Aminoacetone (1-aminopropan-2-one), a putative minor biological source of methylglyoxal, reacts like other α-aminoketones such as 6-aminolevulinic acid (first heme precursor) and 1,4-diaminobutanone (a microbicide) yielding electrophilic α-oxoaldehydes, ammonium ion and reactive oxygen species by metal- and hemeprotein-catalyzed aerobic oxidation. A plethora of recent reports implicates triose phosphate-generated methylglyoxal in protein crosslinking and DNA addition, leading to age-related disorders, including diabetes. Importantly, methylglyoxal-treated hemoglobin adds four water-exposed arginine residues, which may compromise its physiological role and potentially serve as biomarkers for diabetes.

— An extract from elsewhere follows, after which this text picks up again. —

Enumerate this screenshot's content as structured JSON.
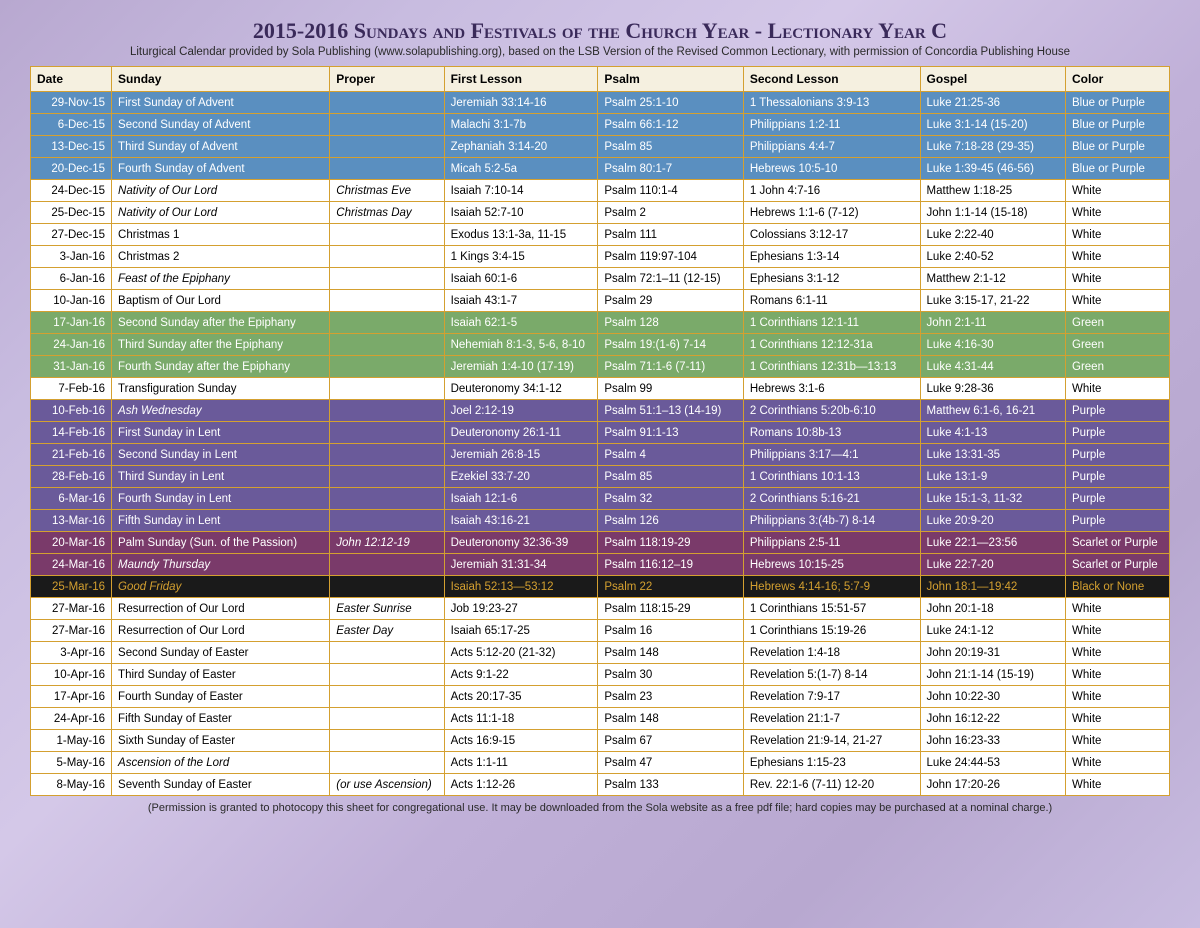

This paper reports on the co-oxidation of Aminoacetone and oxyhemoglobin in normally aerated phosphate buffer, leading to structural changes in hemoglobin, which can be attributed to the addition of aminoacetone-produced methylglyoxal to the protein. Hydroxyl radical-promoted chemical damage to hemoglobin may also occur in parallel, which is suggested by EPR-spin trapping studies with 5,5-dimethyl-1-pyrroline-N-oxide and ethanol. Concomitantly, oxyhemoglobin is oxidized to methemoglobin, as indicated by characteristic CD spectral changes in the Soret and visible regions. Overall, these findings may contribute to elucidate the molecular mechanisms underlying human diseases associated with hemoglobin dysfunctions and with Aminoacetone in metabolic alterations related to excess glycine and threonine.